Russia has sent the first of three teams of inspectors to Egypt to examine security conditions at airports there following the Metrojet plane crash which killed all 224 on board .

Deputy prime minister Arkady Dvorkovich's announcement follows Russia's decision on Friday to suspend passenger flights to Egypt because of security concerns.

Security at the airport, and others around Egypt, have become a central concern as investigators probe the plane crash on October 31, 23 minutes after it left Sharm el-Sheikh, killing all 224 on board.

The US and Britain have said the cause was probably a bomb planted on the plane and Russia has halted flights to Egypt until security at airports is improved.

Mr Dvorkovich did not give details of specific issues on which the inspectors might focus.

Sources have said Sharm el-Sheikh's airport has an alarming record of gaps in security, including a key baggage scanning device that is often not working and lax searches at an entry gate for food and fuel for the planes.

Seven officials involved in security at the airport, several for more than a decade, told the Associated Press news agency of the gaps. Several said the malfunctioning scanner had been noted in security reports to their superiors, but the machine was not replaced.

One of the officials, involved in security for planes, also pointed to bribe-taking by poorly-paid policemen monitoring X-ray machines.

"I can't tell you how many times I have caught a bag full of drugs or weapons that they have let through for 10 euros or whatever," he said.

Egypt's aviation minister and his spokesman did not respond to calls for comment. Egyptian president Abdel-Fattah el-Sissi has said British officials sent a security team to evaluate the airport 10 months ago, in co-operation with Egyptian officials, and were satisfied with the results.

British Transport Secretary Patrick McLoughlin suggested on Friday that screening of checked-in bags was insufficient, telling the BBC that it had imposed its own additional checks on its flights "because we weren't wholly satisfied with the way screening had been done".

All bags are put through a scanner as passengers enter Sharm airport, and carry-on bags go through a second machine at the gate before boarding.

But a scanner in the sorting area for checked-in bags is oftennot working, the airport officials said.

One said the breakdowns in the 10-year-old CTX scanner were because operators did not use it properly - "human stupidity" he said - rather than technical faults.

"I have seen people unplug it to save power," he said.

Another official said the staff made sure the scanner was operating well enough whenever international experts came to review measures at the airport.

"We only care about appearances," he said. "Once they (airport chiefs) hear something is coming, suddenly everything gets fixed. We wish we had visits every day."

But several officials argued that it was "not that important" that the machine broke down because when it was working, it was used to scan only a sample of the bags, not all of them.

The scanner was one of at least five granted by Britain, and another scanner is used at Cairo's airport but only to scan luggage for flights to London and Paris, according to two security officials there. In Sharm el-Sheikh, the selective use of the scanner is even more arbitrary, three officials said.

On Friday, Russia suspended all flights to Egypt, joining Britain, which had halted flights to Sharm el-Sheikh.
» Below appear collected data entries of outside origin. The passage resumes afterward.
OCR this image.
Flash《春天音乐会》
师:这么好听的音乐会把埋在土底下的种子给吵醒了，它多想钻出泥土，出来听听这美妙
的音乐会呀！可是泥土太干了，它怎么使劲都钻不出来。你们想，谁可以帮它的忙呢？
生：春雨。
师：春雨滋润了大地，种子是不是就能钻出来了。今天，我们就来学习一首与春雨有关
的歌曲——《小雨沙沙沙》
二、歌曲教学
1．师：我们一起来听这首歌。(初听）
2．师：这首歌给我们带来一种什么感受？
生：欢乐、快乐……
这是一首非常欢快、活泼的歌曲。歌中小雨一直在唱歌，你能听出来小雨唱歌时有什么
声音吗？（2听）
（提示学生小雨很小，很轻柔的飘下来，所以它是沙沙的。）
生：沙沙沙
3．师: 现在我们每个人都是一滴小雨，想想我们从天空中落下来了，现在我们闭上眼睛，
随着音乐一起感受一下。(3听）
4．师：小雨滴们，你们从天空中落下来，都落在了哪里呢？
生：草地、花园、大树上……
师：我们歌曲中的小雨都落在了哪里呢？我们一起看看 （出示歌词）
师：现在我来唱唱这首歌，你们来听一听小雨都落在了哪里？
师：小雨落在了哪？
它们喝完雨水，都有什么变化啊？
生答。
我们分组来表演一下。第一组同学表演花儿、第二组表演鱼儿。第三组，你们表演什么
Ireland has also suspended flights to the Red Sea resort, while at least half a dozen western European governments told people not to travel there.
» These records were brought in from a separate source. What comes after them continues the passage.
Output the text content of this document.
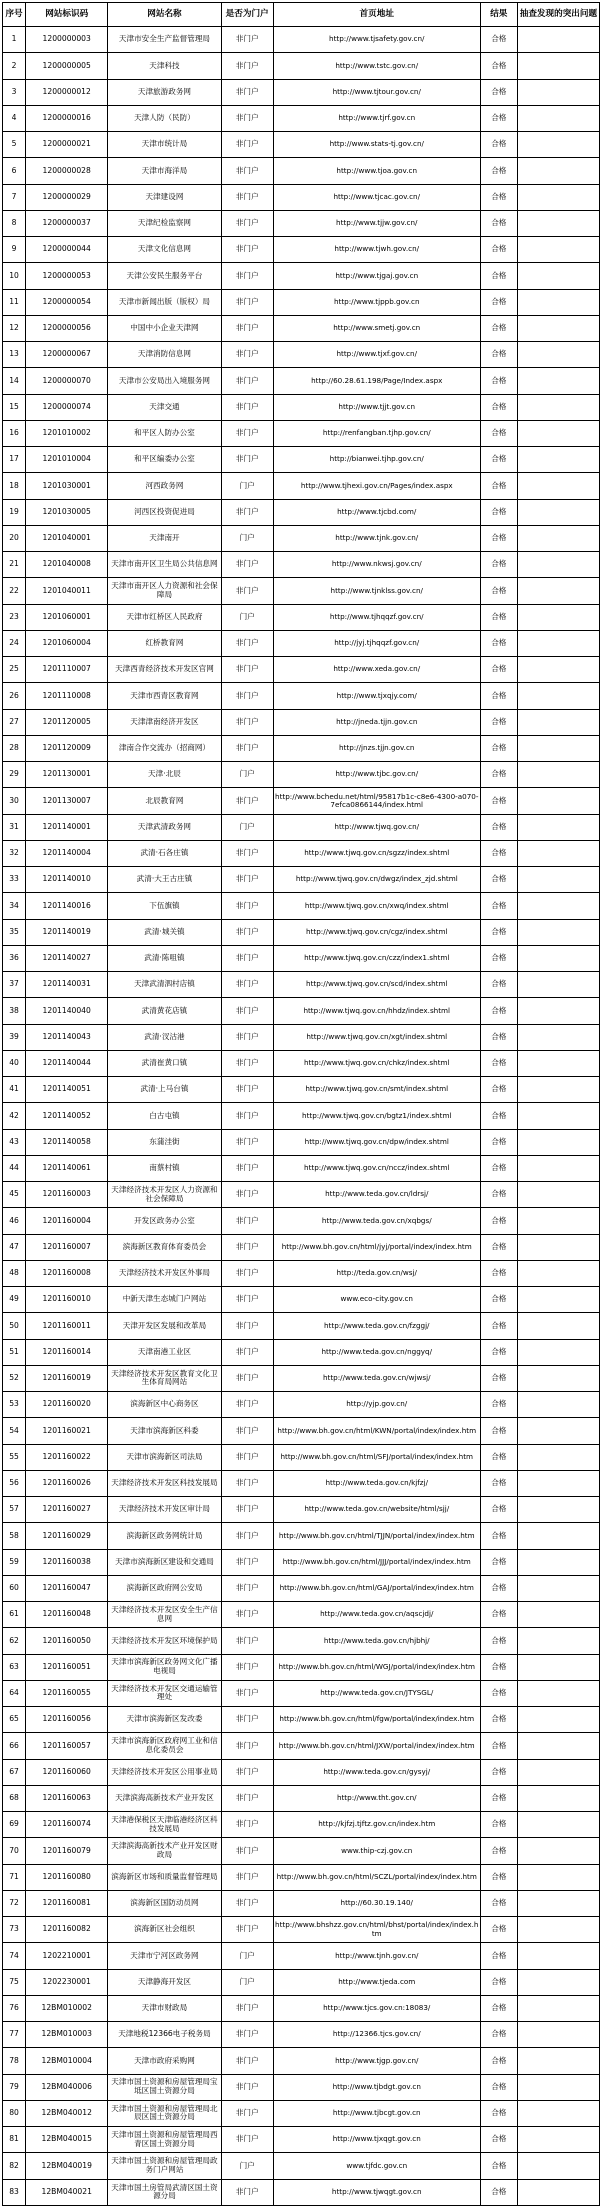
序号	网站标识码	网站名称	是否为门户	首页地址	结果	抽查发现的突出问题
1	1200000003	天津市安全生产监督管理局	非门户	http://www.tjsafety.gov.cn/	合格	
2	1200000005	天津科技	非门户	http://www.tstc.gov.cn/	合格	
3	1200000012	天津旅游政务网	非门户	http://www.tjtour.gov.cn/	合格	
4	1200000016	天津人防（民防）	非门户	http://www.tjrf.gov.cn	合格	
5	1200000021	天津市统计局	非门户	http://www.stats-tj.gov.cn/	合格	
6	1200000028	天津市海洋局	非门户	http://www.tjoa.gov.cn	合格	
7	1200000029	天津建设网	非门户	http://www.tjcac.gov.cn/	合格	
8	1200000037	天津纪检监察网	非门户	http://www.tjjw.gov.cn/	合格	
9	1200000044	天津文化信息网	非门户	http://www.tjwh.gov.cn/	合格	
10	1200000053	天津公安民生服务平台	非门户	http://www.tjgaj.gov.cn	合格	
11	1200000054	天津市新闻出版（版权）局	非门户	http://www.tjppb.gov.cn	合格	
12	1200000056	中国中小企业天津网	非门户	http://www.smetj.gov.cn	合格	
13	1200000067	天津消防信息网	非门户	http://www.tjxf.gov.cn/	合格	
14	1200000070	天津市公安局出入境服务网	非门户	http://60.28.61.198/Page/Index.aspx	合格	
15	1200000074	天津交通	非门户	http://www.tjjt.gov.cn	合格	
16	1201010002	和平区人防办公室	非门户	http://renfangban.tjhp.gov.cn/	合格	
17	1201010004	和平区编委办公室	非门户	http://bianwei.tjhp.gov.cn/	合格	
18	1201030001	河西政务网	门户	http://www.tjhexi.gov.cn/Pages/index.aspx	合格	
19	1201030005	河西区投资促进局	非门户	http://www.tjcbd.com/	合格	
20	1201040001	天津南开	门户	http://www.tjnk.gov.cn/	合格	
21	1201040008	天津市南开区卫生局公共信息网	非门户	http://www.nkwsj.gov.cn/	合格	
22	1201040011	天津市南开区人力资源和社会保障局	非门户	http://www.tjnklss.gov.cn/	合格	
23	1201060001	天津市红桥区人民政府	门户	http://www.tjhqqzf.gov.cn/	合格	
24	1201060004	红桥教育网	非门户	http://jyj.tjhqqzf.gov.cn/	合格	
25	1201110007	天津西青经济技术开发区官网	非门户	http://www.xeda.gov.cn/	合格	
26	1201110008	天津市西青区教育网	非门户	http://www.tjxqjy.com/	合格	
27	1201120005	天津津南经济开发区	非门户	http://jneda.tjjn.gov.cn	合格	
28	1201120009	津南合作交流办（招商网）	非门户	http://jnzs.tjjn.gov.cn	合格	
29	1201130001	天津·北辰	门户	http://www.tjbc.gov.cn/	合格	
30	1201130007	北辰教育网	非门户	http://www.bchedu.net/html/95817b1c-c8e6-4300-a070-7efca0866144/index.html	合格	
31	1201140001	天津武清政务网	门户	http://www.tjwq.gov.cn/	合格	
32	1201140004	武清·石各庄镇	非门户	http://www.tjwq.gov.cn/sgzz/index.shtml	合格	
33	1201140010	武清·大王古庄镇	非门户	http://www.tjwq.gov.cn/dwgz/index_zjd.shtml	合格	
34	1201140016	下伍旗镇	非门户	http://www.tjwq.gov.cn/xwq/index.shtml	合格	
35	1201140019	武清·城关镇	非门户	http://www.tjwq.gov.cn/cgz/index.shtml	合格	
36	1201140027	武清·陈咀镇	非门户	http://www.tjwq.gov.cn/czz/index1.shtml	合格	
37	1201140031	天津武清泗村店镇	非门户	http://www.tjwq.gov.cn/scd/index.shtml	合格	
38	1201140040	武清黄花店镇	非门户	http://www.tjwq.gov.cn/hhdz/index.shtml	合格	
39	1201140043	武清·汊沽港	非门户	http://www.tjwq.gov.cn/xgt/index.shtml	合格	
40	1201140044	武清崔黄口镇	非门户	http://www.tjwq.gov.cn/chkz/index.shtml	合格	
41	1201140051	武清·上马台镇	非门户	http://www.tjwq.gov.cn/smt/index.shtml	合格	
42	1201140052	白古屯镇	非门户	http://www.tjwq.gov.cn/bgtz1/index.shtml	合格	
43	1201140058	东蒲洼街	非门户	http://www.tjwq.gov.cn/dpw/index.shtml	合格	
44	1201140061	南蔡村镇	非门户	http://www.tjwq.gov.cn/nccz/index.shtml	合格	
45	1201160003	天津经济技术开发区人力资源和社会保障局	非门户	http://www.teda.gov.cn/ldrsj/	合格	
46	1201160004	开发区政务办公室	非门户	http://www.teda.gov.cn/xqbgs/	合格	
47	1201160007	滨海新区教育体育委员会	非门户	http://www.bh.gov.cn/html/jyj/portal/index/index.htm	合格	
48	1201160008	天津经济技术开发区外事局	非门户	http://teda.gov.cn/wsj/	合格	
49	1201160010	中新天津生态城门户网站	非门户	www.eco-city.gov.cn	合格	
50	1201160011	天津开发区发展和改革局	非门户	http://www.teda.gov.cn/fzggj/	合格	
51	1201160014	天津南港工业区	非门户	http://www.teda.gov.cn/nggyq/	合格	
52	1201160019	天津经济技术开发区教育文化卫生体育局网站	非门户	http://www.teda.gov.cn/wjwsj/	合格	
53	1201160020	滨海新区中心商务区	非门户	http://yjp.gov.cn/	合格	
54	1201160021	天津市滨海新区科委	非门户	http://www.bh.gov.cn/html/KWN/portal/index/index.htm	合格	
55	1201160022	天津市滨海新区司法局	非门户	http://www.bh.gov.cn/html/SFJ/portal/index/index.htm	合格	
56	1201160026	天津经济技术开发区科技发展局	非门户	http://www.teda.gov.cn/kjfzj/	合格	
57	1201160027	天津经济技术开发区审计局	非门户	http://www.teda.gov.cn/website/html/sjj/	合格	
58	1201160029	滨海新区政务网统计局	非门户	http://www.bh.gov.cn/html/TJJN/portal/index/index.htm	合格	
59	1201160038	天津市滨海新区建设和交通局	非门户	http://www.bh.gov.cn/html/JJJ/portal/index/index.htm	合格	
60	1201160047	滨海新区政府网公安局	非门户	http://www.bh.gov.cn/html/GAJ/portal/index/index.htm	合格	
61	1201160048	天津经济技术开发区安全生产信息网	非门户	http://www.teda.gov.cn/aqscjdj/	合格	
62	1201160050	天津经济技术开发区环境保护局	非门户	http://www.teda.gov.cn/hjbhj/	合格	
63	1201160051	天津市滨海新区政务网文化广播电视局	非门户	http://www.bh.gov.cn/html/WGJ/portal/index/index.htm	合格	
64	1201160055	天津经济技术开发区交通运输管理处	非门户	http://www.teda.gov.cn/JTYSGL/	合格	
65	1201160056	天津市滨海新区发改委	非门户	http://www.bh.gov.cn/html/fgw/portal/index/index.htm	合格	
66	1201160057	天津市滨海新区政府网工业和信息化委员会	非门户	http://www.bh.gov.cn/html/JXW/portal/index/index.htm	合格	
67	1201160060	天津经济技术开发区公用事业局	非门户	http://www.teda.gov.cn/gysyj/	合格	
68	1201160063	天津滨海高新技术产业开发区	非门户	http://www.tht.gov.cn/	合格	
69	1201160074	天津港保税区天津临港经济区科技发展局	非门户	http://kjfzj.tjftz.gov.cn/index.htm	合格	
70	1201160079	天津滨海高新技术产业开发区财政局	非门户	www.thip-czj.gov.cn	合格	
71	1201160080	滨海新区市场和质量监督管理局	非门户	http://www.bh.gov.cn/html/SCZL/portal/index/index.htm	合格	
72	1201160081	滨海新区国防动员网	非门户	http://60.30.19.140/	合格	
73	1201160082	滨海新区社会组织	非门户	http://www.bhshzz.gov.cn/html/bhst/portal/index/index.htm	合格	
74	1202210001	天津市宁河区政务网	门户	http://www.tjnh.gov.cn/	合格	
75	1202230001	天津静海开发区	门户	http://www.tjeda.com	合格	
76	12BM010002	天津市财政局	非门户	http://www.tjcs.gov.cn:18083/	合格	
77	12BM010003	天津地税12366电子税务局	非门户	http://12366.tjcs.gov.cn/	合格	
78	12BM010004	天津市政府采购网	非门户	http://www.tjgp.gov.cn/	合格	
79	12BM040006	天津市国土资源和房屋管理局宝坻区国土资源分局	非门户	http://www.tjbdgt.gov.cn	合格	
80	12BM040012	天津市国土资源和房屋管理局北辰区国土资源分局	非门户	http://www.tjbcgt.gov.cn	合格	
81	12BM040015	天津市国土资源和房屋管理局西青区国土资源分局	非门户	http://www.tjxqgt.gov.cn	合格	
82	12BM040019	天津市国土资源和房屋管理局政务门户网站	门户	www.tjfdc.gov.cn	合格	
83	12BM040021	天津市国土房管局武清区国土资源分局	非门户	http://www.tjwqgt.gov.cn	合格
Empty charter planes have been flying to Sharm el-Sheikh to bring home stranded Russian and British tourists. But these flights banned passengers from checking in luggage, suggesting a concern about security and luggage-screening procedures.

Egyptian authorities at Sharm el-Sheikh airport have begun questioning airport staff and ground crew who worked on the Russian flight and have placed some employees under surveillance, according to airport and security officials.

The officials from Sharm el-Sheikh airport said security checks were often lax at a gate into the facility used to bring in food and fuel. Local hotels provide food to some flights and deliver the food directly to the planes, they said.

Guards at the gate often let such deliveries go in without full searches because they know the delivery men, the officials said. Guards in a diligent mood are often bribed with a meal or two to pass the lorries unsearched to save time, they added.

"You are not going to search your friend or your friend's friend," one official said. "It's rude."

A retired senior official from Egypt's Tourism Ministry, Magdy Salim, said airport guards regularly skipped security checks for friends and co-workers and often did not search people "out of respect to save their time if they look chic or if they come out of a fancy car".

"Airport security procedures in Egypt are almost (all) bad" and marred by "insufficiencies," Mr Salim said.

Earlier, the head of the joint investigation team, Ayman el-Muqadem, said a noise was heard in the last second of the cockpit voice recording before the plane plummeted. The announcement bolstered US and British suspicions it was brought down by a bomb.

However, Mr el-Muqadem warned it was too early to say what caused the plane to apparently break up in mid-flight, adding that analysis of the noise was under way.